Wendell Berry
Hannah Coulter by Wendell Berry is a meditation on aging. The story unfolds in the first-person voice of Hannah Coulter. Hannah, now in her late seventies, reflects on her life in a small farming community in Kentucky.
Growing up during the Great Depression, Hannah learns the survival skills of cooking, farming, and housekeeping from her grandmother. She marries her landlady’s nephew, Virgil, and is pregnant with their first child when he is called to serve overseas in World War II. Virgil is killed in the war and never sees his child. Hannah re-marries Nathan, a neighboring farmer. They have two sons and raise the three children in a healthy farming environment. Theirs is a happy marriage, spanning nearly five decades until Nathan’s death.

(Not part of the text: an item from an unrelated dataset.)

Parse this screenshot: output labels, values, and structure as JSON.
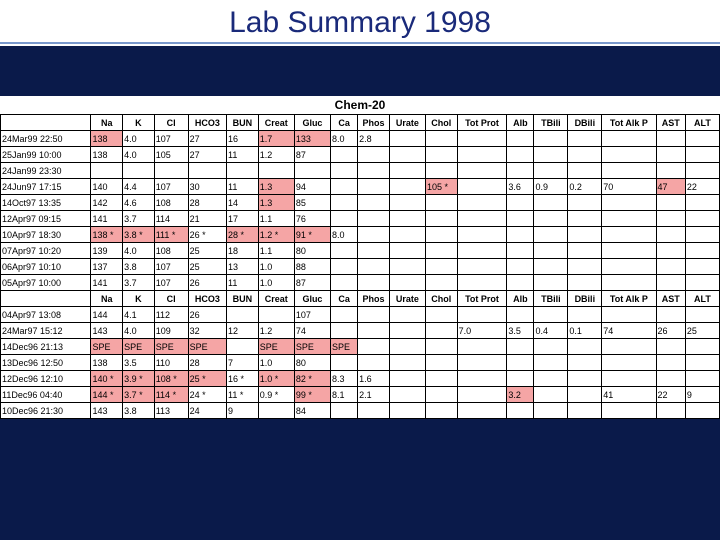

Now that her children have grown and gone their separate ways, Hannah evaluates her life. She paints an idyllic picture of farm life in the past, comparing it with the present. She sees the economic and social changes taking place all around her. She laments changes she sees in the natural environment and in the breakdown of community life in which farming families shared their joys and sorrows and were quick to help each other out in time of need. Most of the people she grew up with have died. The fabric of social life that sustained her and her neighbors has unravelled to make way for new, but not necessarily better, ways of living.
Hannah’s insights, as she looks back on her life, ring true for the most part. She tends to ramble, at times, and can come across as a bit preachy, which can add to the authenticity of her voice. The tone throughout is moving and pensive. The novel is a meditation on aging and an elegy on a way of life and the values it embodies that are slowly but surely fading into the distance.